An Australian mining company plans to conduct field work this summer at a mineral deposit about 60 miles south of Fairbanks that has seen little exploration in the past 20 years.

White Rock Minerals acquired the site, called the Red Mountain Project, last year. Two deposits of zinc, copper, silver, lead and gold have already been discovered there, and there is potential to find more, the company said.

Rohan Worland, exploration manager for White Rock Minerals, said the company doesn't know exactly when exploration will start. But a letter from him and company CEO Matthew Gill to Gov. Bill Walker in October said they are preparing for field explorations during the summer 2017 field season.

"We like the potential of the area," he said in a phone interview. "It's still very much an exploration project, and it will be an exploration for the next few years."

White Rock acquired the Red Mountain Project when it bought a company called Atlas Resources for about $3.3 million last year. The area the company will explore is about 55 square miles.

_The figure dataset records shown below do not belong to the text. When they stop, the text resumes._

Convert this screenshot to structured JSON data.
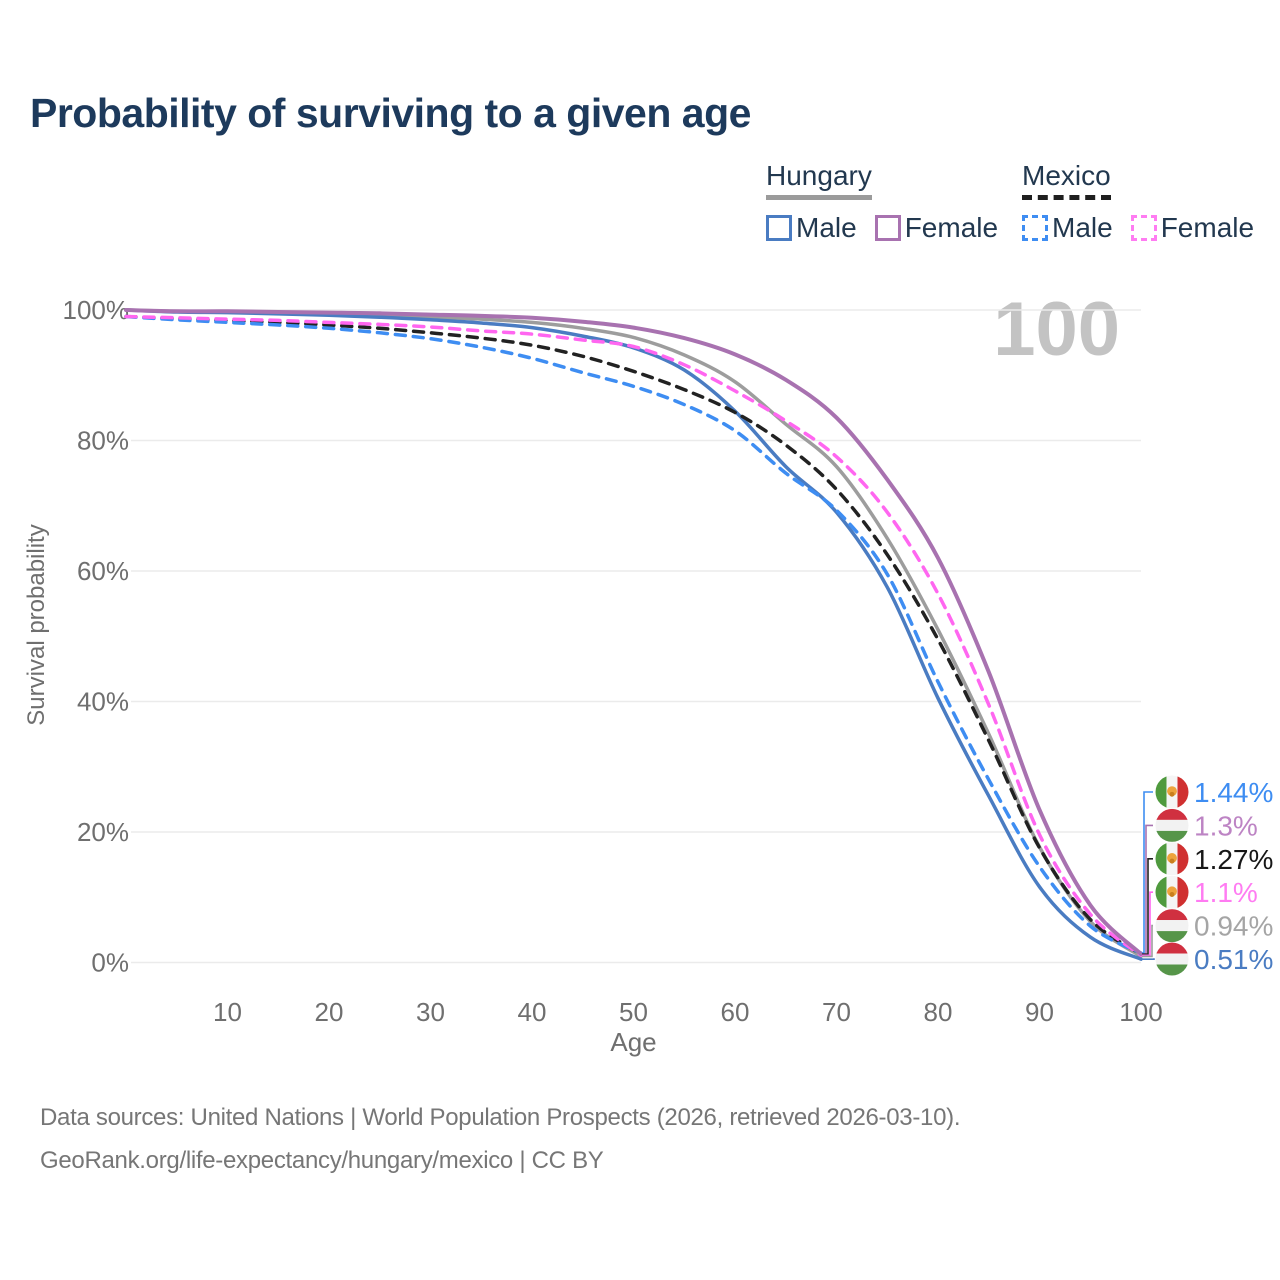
{
  "title": "Probability of surviving to a given age",
  "watermark": "100",
  "legend": {
    "groups": [
      {
        "id": "hungary",
        "label": "Hungary",
        "underline": "solid",
        "underline_color": "#9b9b9b",
        "items": [
          {
            "label": "Male",
            "color": "#4a7cc2",
            "dash": false
          },
          {
            "label": "Female",
            "color": "#a872b0",
            "dash": false
          }
        ]
      },
      {
        "id": "mexico",
        "label": "Mexico",
        "underline": "dashed",
        "underline_color": "#1f1f1f",
        "items": [
          {
            "label": "Male",
            "color": "#3e8df2",
            "dash": true
          },
          {
            "label": "Female",
            "color": "#ff7cf2",
            "dash": true
          }
        ]
      }
    ]
  },
  "chart_data": {
    "type": "line",
    "title": "Probability of surviving to a given age",
    "xlabel": "Age",
    "ylabel": "Survival probability",
    "xlim": [
      0,
      100
    ],
    "ylim": [
      0,
      100
    ],
    "grid": "horizontal",
    "legend_position": "top-right",
    "x_ticks": [
      10,
      20,
      30,
      40,
      50,
      60,
      70,
      80,
      90,
      100
    ],
    "y_ticks": [
      {
        "value": 0,
        "label": "0%"
      },
      {
        "value": 20,
        "label": "20%"
      },
      {
        "value": 40,
        "label": "40%"
      },
      {
        "value": 60,
        "label": "60%"
      },
      {
        "value": 80,
        "label": "80%"
      },
      {
        "value": 100,
        "label": "100%"
      }
    ],
    "ages": [
      0,
      5,
      10,
      15,
      20,
      25,
      30,
      35,
      40,
      45,
      50,
      55,
      60,
      65,
      70,
      75,
      80,
      85,
      90,
      95,
      100
    ],
    "series": [
      {
        "name": "Hungary Male",
        "country": "Hungary",
        "sex": "Male",
        "line": "solid",
        "color": "#4a7cc2",
        "label_color": "#4a7cc2",
        "flag": "hungary",
        "end_label": "0.51%",
        "values": [
          100,
          99.7,
          99.6,
          99.4,
          99.2,
          98.9,
          98.5,
          98.0,
          97.3,
          96.0,
          94.2,
          90.8,
          84.5,
          76.0,
          69.0,
          57.5,
          40.5,
          25.5,
          11.6,
          3.9,
          0.51
        ]
      },
      {
        "name": "Hungary Female",
        "country": "Hungary",
        "sex": "Female",
        "line": "solid",
        "color": "#a872b0",
        "label_color": "#bd84c4",
        "flag": "hungary",
        "end_label": "1.3%",
        "values": [
          100,
          99.8,
          99.8,
          99.7,
          99.6,
          99.5,
          99.3,
          99.1,
          98.8,
          98.2,
          97.3,
          95.7,
          93.2,
          89.3,
          83.5,
          74.0,
          62.0,
          44.5,
          23.4,
          8.8,
          1.3
        ]
      },
      {
        "name": "Hungary Total",
        "country": "Hungary",
        "sex": "Total",
        "line": "solid",
        "color": "#9d9d9d",
        "label_color": "#a5a5a5",
        "flag": "hungary",
        "end_label": "0.94%",
        "values": [
          100,
          99.8,
          99.7,
          99.6,
          99.4,
          99.2,
          98.9,
          98.6,
          98.1,
          97.2,
          95.8,
          93.1,
          89.0,
          82.5,
          76.0,
          65.0,
          51.0,
          35.0,
          17.7,
          6.3,
          0.94
        ]
      },
      {
        "name": "Mexico Male",
        "country": "Mexico",
        "sex": "Male",
        "line": "dashed",
        "color": "#3e8df2",
        "label_color": "#3e8df2",
        "flag": "mexico",
        "end_label": "1.44%",
        "values": [
          99,
          98.5,
          98.1,
          97.7,
          97.2,
          96.5,
          95.6,
          94.3,
          92.6,
          90.4,
          88.3,
          85.5,
          81.5,
          75.0,
          69.3,
          59.5,
          43.0,
          28.0,
          14.7,
          5.6,
          1.44
        ]
      },
      {
        "name": "Mexico Female",
        "country": "Mexico",
        "sex": "Female",
        "line": "dashed",
        "color": "#ff66f0",
        "label_color": "#ff7cf2",
        "flag": "mexico",
        "end_label": "1.1%",
        "values": [
          99,
          98.8,
          98.6,
          98.4,
          98.1,
          97.8,
          97.4,
          96.8,
          96.3,
          95.4,
          94.4,
          91.6,
          87.6,
          83.0,
          77.5,
          69.0,
          56.5,
          39.5,
          19.6,
          7.4,
          1.1
        ]
      },
      {
        "name": "Mexico Total",
        "country": "Mexico",
        "sex": "Total",
        "line": "dashed",
        "color": "#222222",
        "label_color": "#171717",
        "flag": "mexico",
        "end_label": "1.27%",
        "values": [
          99,
          98.7,
          98.4,
          98.1,
          97.7,
          97.2,
          96.5,
          95.7,
          94.6,
          92.9,
          90.6,
          87.8,
          84.3,
          79.3,
          72.5,
          62.5,
          49.5,
          34.0,
          17.6,
          6.6,
          1.27
        ]
      }
    ]
  },
  "footer": {
    "line1": "Data sources: United Nations | World Population Prospects (2026, retrieved 2026-03-10).",
    "line2": "GeoRank.org/life-expectancy/hungary/mexico | CC BY"
  }
}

The exploration will begin with small crews composed of about 20 to 30 people and one or two drill rigs, Worland said. Workers won't be full-time but instead consultants, and the company will use contractors out of Fairbanks to manage and operate the exploration, he said.

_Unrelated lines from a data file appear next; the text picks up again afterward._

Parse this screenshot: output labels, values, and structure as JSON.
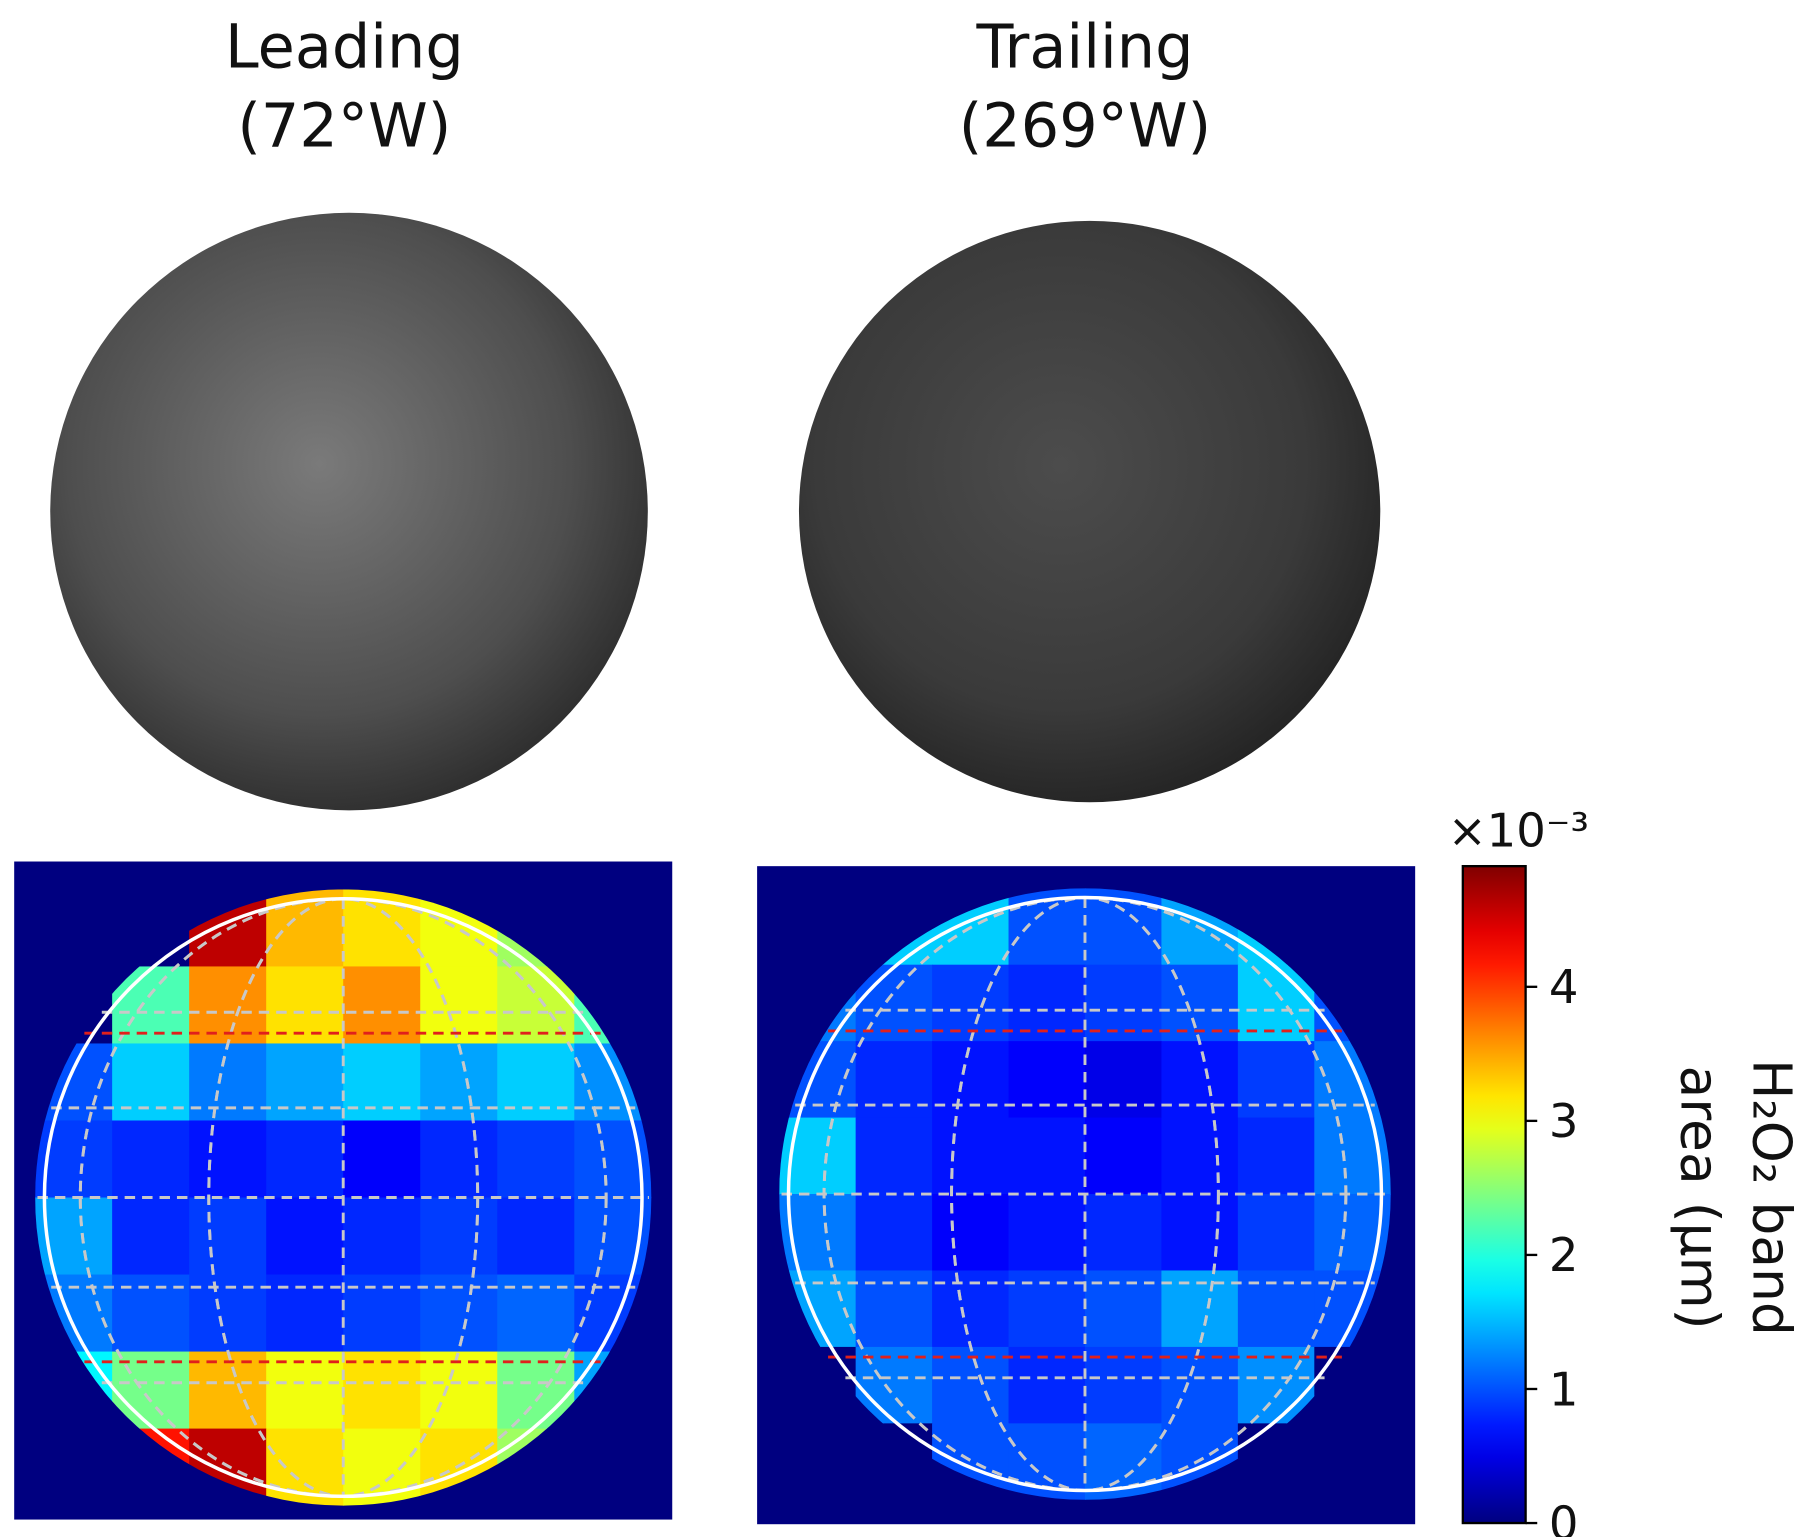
{
  "chart_data": {
    "type": "heatmap",
    "panels": [
      {
        "title": "Leading",
        "subtitle": "(72°W)",
        "values": [
          [
            0,
            0,
            4.6,
            3.4,
            3.2,
            3.0,
            2.6,
            0
          ],
          [
            0,
            2.2,
            3.6,
            3.2,
            3.6,
            3.0,
            2.8,
            2.2
          ],
          [
            1.0,
            1.6,
            1.2,
            1.4,
            1.6,
            1.4,
            1.6,
            1.3
          ],
          [
            0.9,
            0.8,
            0.7,
            0.8,
            0.6,
            0.8,
            0.9,
            1.0
          ],
          [
            1.4,
            0.8,
            0.9,
            0.7,
            0.8,
            0.9,
            0.8,
            1.0
          ],
          [
            1.2,
            1.0,
            0.9,
            0.8,
            0.9,
            1.0,
            1.1,
            0.9
          ],
          [
            1.8,
            2.4,
            3.4,
            3.0,
            3.2,
            3.0,
            2.4,
            1.4
          ],
          [
            0,
            4.2,
            4.6,
            3.2,
            3.0,
            3.2,
            2.6,
            0
          ]
        ]
      },
      {
        "title": "Trailing",
        "subtitle": "(269°W)",
        "values": [
          [
            0,
            1.6,
            1.6,
            1.0,
            1.0,
            1.4,
            1.6,
            0
          ],
          [
            1.2,
            1.0,
            0.9,
            0.8,
            0.9,
            1.0,
            1.6,
            1.0
          ],
          [
            1.0,
            0.8,
            0.7,
            0.6,
            0.5,
            0.7,
            0.9,
            1.2
          ],
          [
            1.6,
            0.8,
            0.7,
            0.7,
            0.6,
            0.7,
            0.8,
            1.2
          ],
          [
            1.2,
            0.8,
            0.6,
            0.7,
            0.8,
            0.7,
            0.9,
            1.1
          ],
          [
            1.4,
            1.0,
            0.8,
            0.9,
            1.0,
            1.4,
            1.0,
            1.0
          ],
          [
            0,
            1.2,
            1.0,
            0.8,
            0.9,
            1.0,
            1.3,
            0
          ],
          [
            0,
            0,
            1.0,
            1.0,
            1.1,
            1.0,
            0,
            0
          ]
        ]
      }
    ],
    "colormap": "jet",
    "clim": [
      0,
      4.9
    ],
    "cticks": [
      0,
      1,
      2,
      3,
      4
    ],
    "colorbar_multiplier": "×10⁻³",
    "colorbar_label": [
      "H₂O₂ band",
      "area (μm)"
    ]
  }
}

White Rock has the claims to the minerals but doesn't yet have any permits in place for exploration or development, Worland said in an email. Certain types of exploration require permits, which the company will apply for when it is ready to drill, he said.

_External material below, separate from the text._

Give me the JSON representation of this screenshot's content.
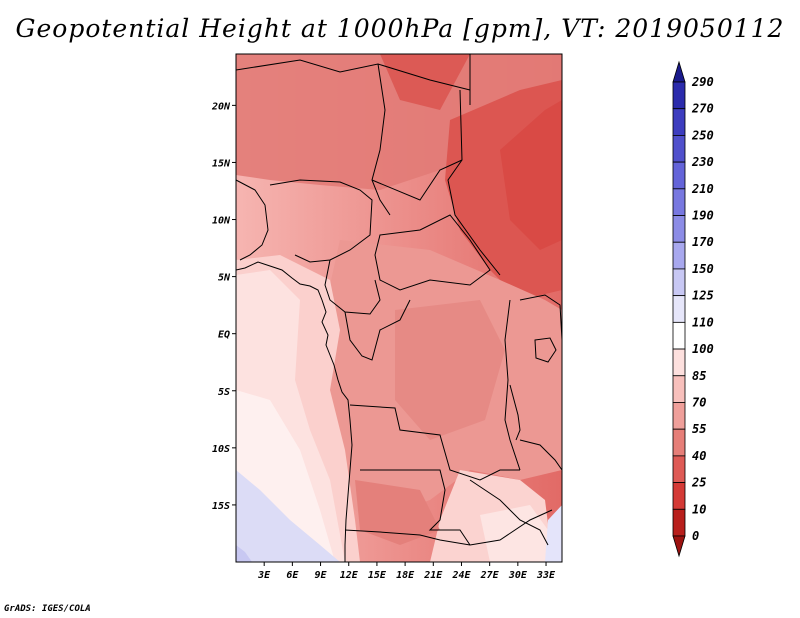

The area in question is on the north side of the Alaska Range, not accessible by road. Steve Masterman, state geologist with the Alaska Department of Natural Resources, said that the Red Mountain Project is "very underdeveloped."

"It's probably too early to say what the potential of that area is just because it's so immature in terms of exploration," Masterman said.

In its letter to Walker, White Rock Minerals said that mapping and survey work done by the Department of Natural Resources were key in renewing interest in "old mining districts" such as this one, where the last commercial exploration "ceased around 1999."